Le compte rendu de réunion du 9 septembre 2019 réalisé par l'[Localité 20] (pièce n°6 en défense) est également éclairant puisqu’il indique que la délégation départementale de l’agence a réaffirmé son accord de principe, et que le service contractualisation, tarification et contrôle s’est prononcé en faveur du rapprochement, qui est également soutenu par la mairie d'[Localité 18].
La fusion évoquée était en outre susceptible de provoquer des économies par la mise en commun de certaines fonctions, notamment administratives et de support.
Enfin, la double qualité de M. [K] et de Mme [C] n’a pas été occultée.
Il résulte de l’ensemble de ces éléments que les demandeurs échouent à démontrer que le rapprochement entre les associations, qui était encouragé par les autorités administrations et locales, n’a été adoptée que dans le seul but de favoriser les intérêts de l’association [Localité 34].
En deuxième lieu, certains des moyens allégués par les demandeurs, comme l’opposition de certaines personnes au projet de fusion (une partie du personnel ou certains membres du conseil d’administration), l’absence de mise en concurrence avec d’autres établissements susceptibles d’être intéressé par un projet de fusion (ou pour la désignation des commissaires aux comptes), la mauvaise qualité de certaines prestations (il est ainsi évoqué la question des repas), ne constituent pas des moyens permettant d’obtenir l’annulation de l’ensemble du projet de fusion.
En troisième lieu, les demandeurs soulignent que la nouvelle équipe dirigeante de l’association [Adresse 27] n’a cessé d’indiquer que l’association [Localité 34] était reconnue d’utilité publique, ce qu’elle n’est pas.
Il est acquis aux débats que cette association a été reconnue d’utilité publique par décret du 29 mai 1929. Les défendeurs corroborent cette reconnaissance en versant aux débats un tableau de liste des associations reconnues d’utilité publique au 1er avril 2021 et qui intègre l’association [Localité 34].
Pour contrebalancer cette reconnaissance, les demandeurs versent un courriel du 16 mars 2022 émanant de la préfecture des Hauts-de-Seine indiquant que l’association [Localité 34], déclarée en reconnue d’utilité publique en 1929, est aujourd’hui déclarée en « simple activité » (pièce n°15 en demande).
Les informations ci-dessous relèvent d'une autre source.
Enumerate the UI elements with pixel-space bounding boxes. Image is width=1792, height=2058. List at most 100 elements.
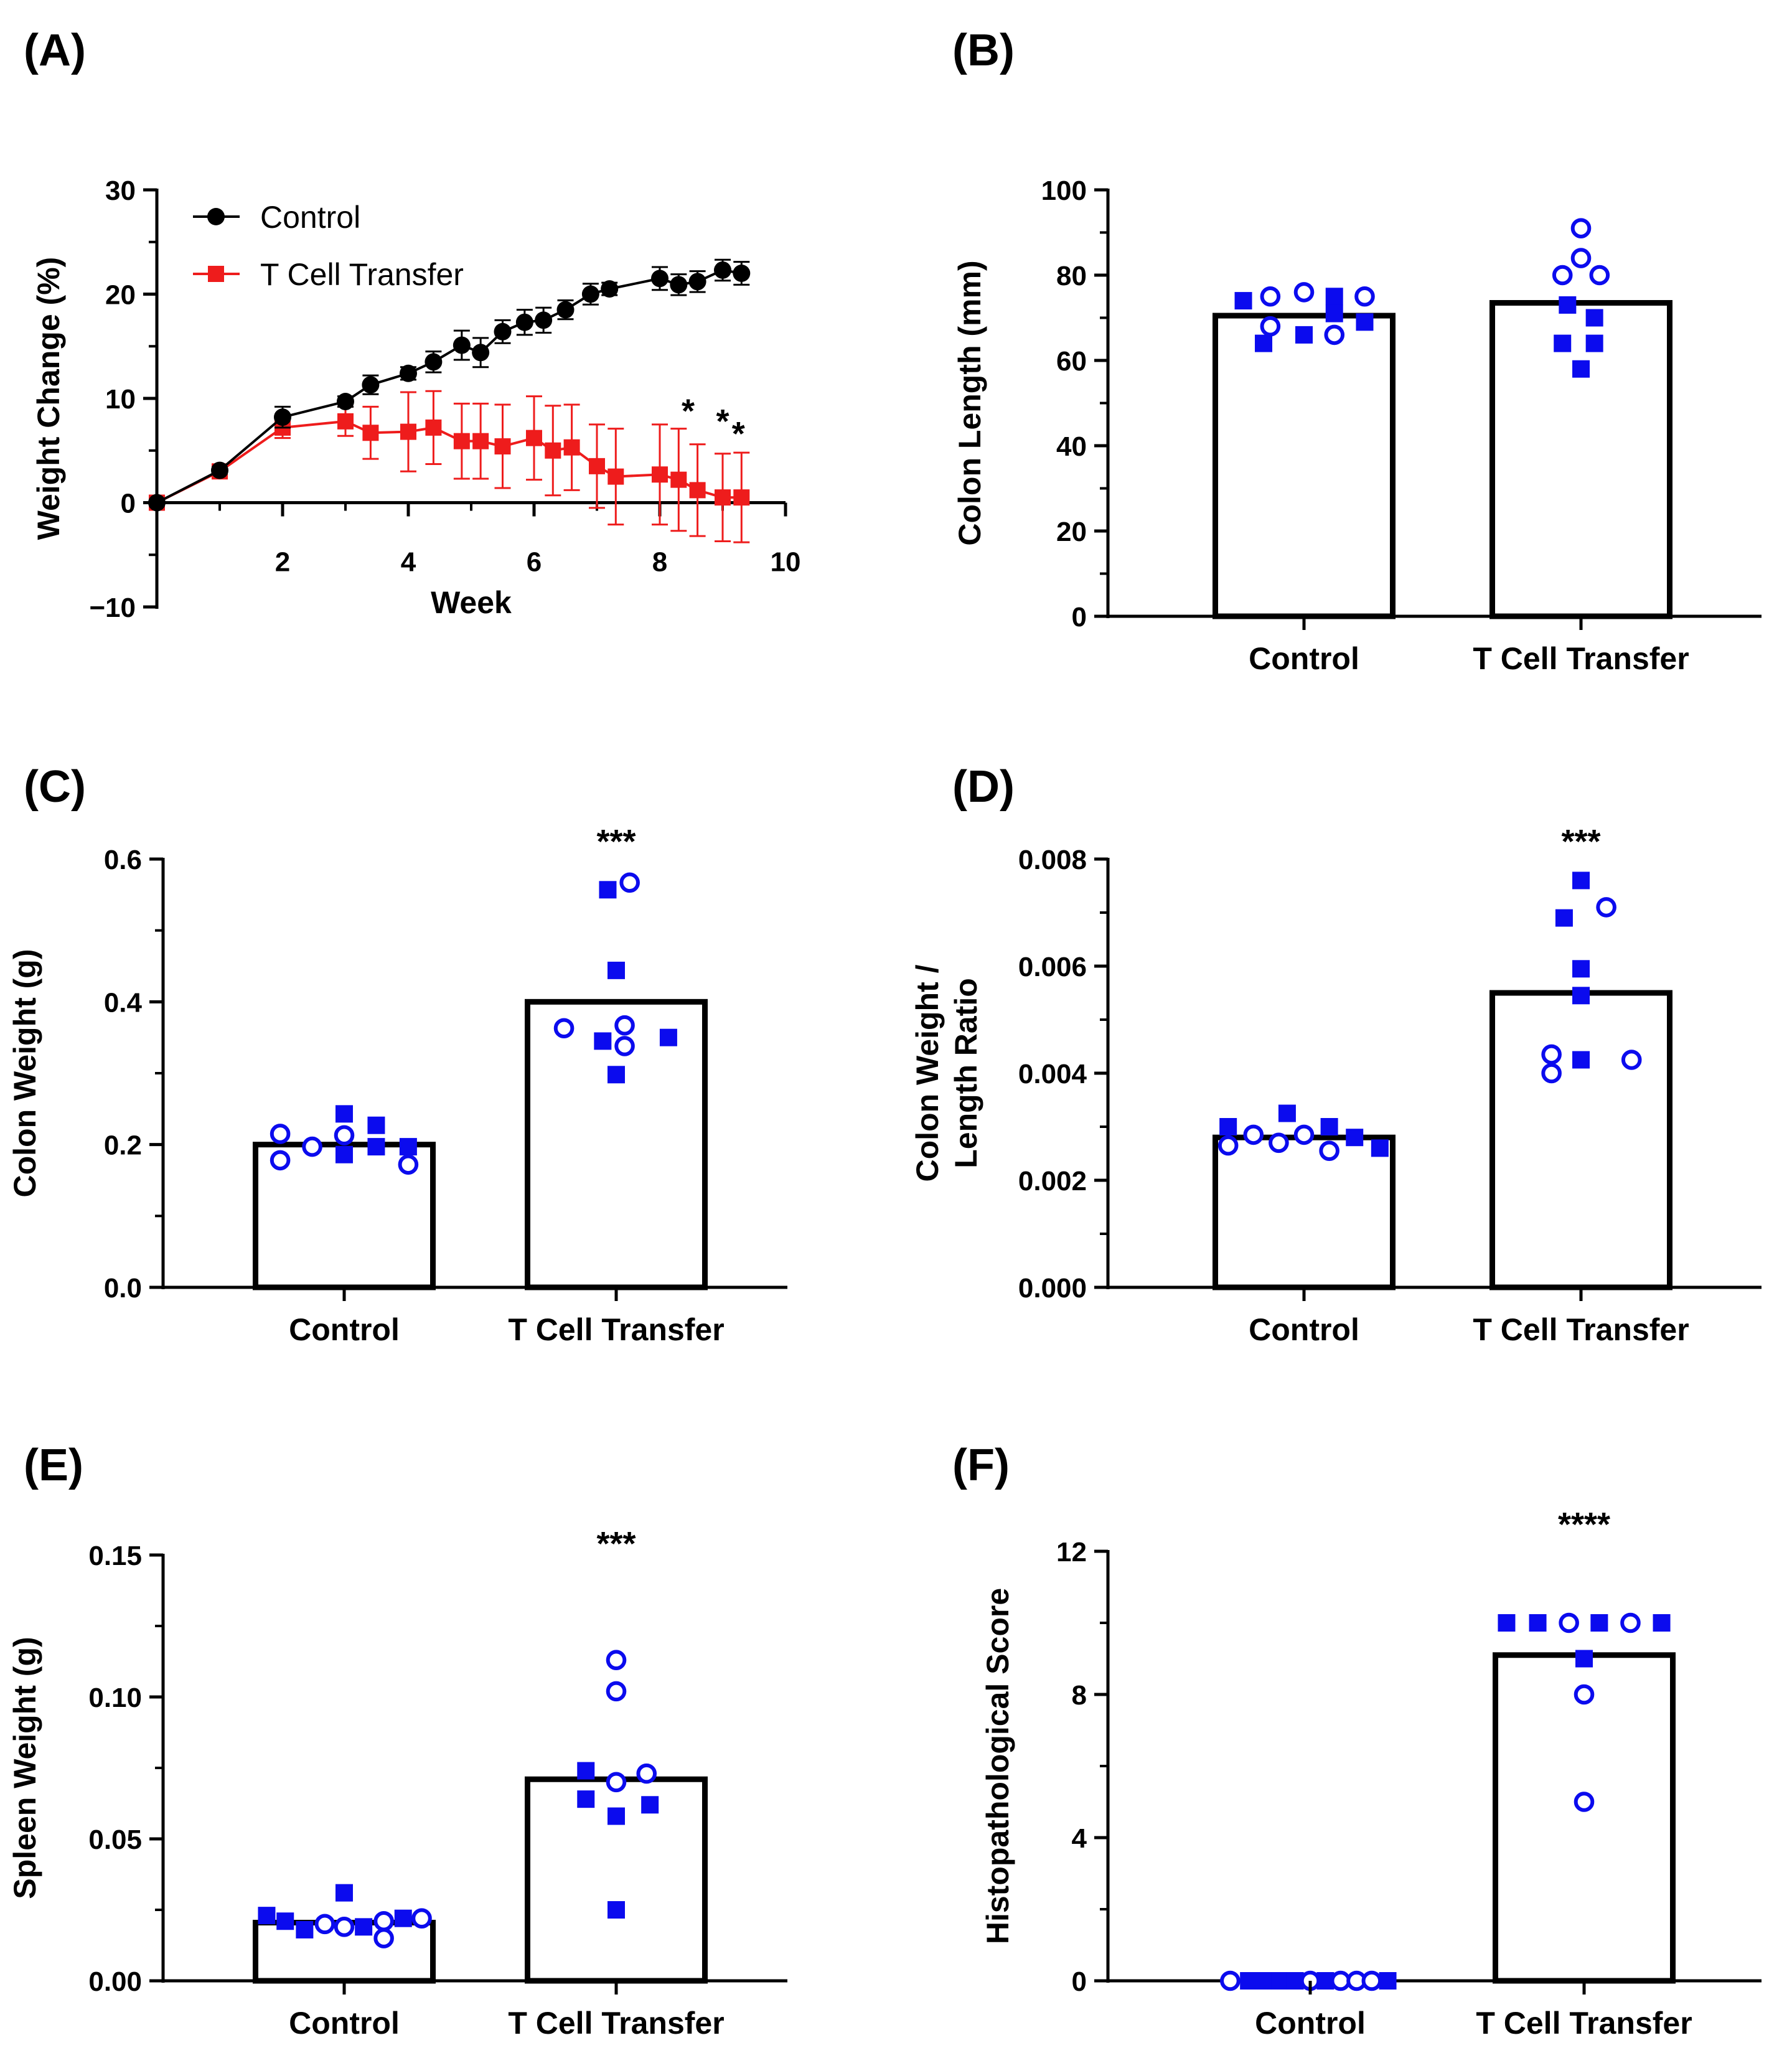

Toutefois, ce courriel est en lui-même insuffisant à démontrer que la reconnaissance d’utilité publique de l’association lui a été retirée ou que cette dernière y a renoncée.
En outre, dans les rapports d’inspection de l'[Localité 20] de 2023 et 2024 (pièces en demande n°91 et 92), cette dernière indique que l’association [Localité 34] est une association « non reconnue d’utilité publique » (page 9). Toutefois, les auteurs du rapport n’en justifient pas, et si le rapport précise que les statuts de l’association ne sont pas conformes aux statuts types des associations reconnues d’utilité publique, cette circonstance ne suffit pour autant pas à démontrer que ladite association n’est plus reconnue d’utilité publique.
Ce moyen doit par conséquent être rejeté.
En quatrième lieu, il sera rappelé que la seule délibération subsistante ayant approuvé le projet de fusion, soit l’assemblée générale extraordinaire du 29 décembre 2022 (pièce n°75 en demande) a été adoptée après que Mme [OR] et M. [ZU] ont largement pu exprimer leur point de vue et leurs arguments relatifs au projet de fusion.
Par conséquent, les demandes formées à ce titre seront rejetées.
Sur la caducité du traité de fusion
Sans y consacrer de partie distincte dans leurs conclusions, les demandeurs, dans le dispositif de leurs conclusions, sollicitent du tribunal qu’il juge « le traité de fusion entre l’association pour la gestion du [Adresse 27] et l’association [Localité 34] caduc faute de réalisation des conditions suspensives au 31.12.2021 ».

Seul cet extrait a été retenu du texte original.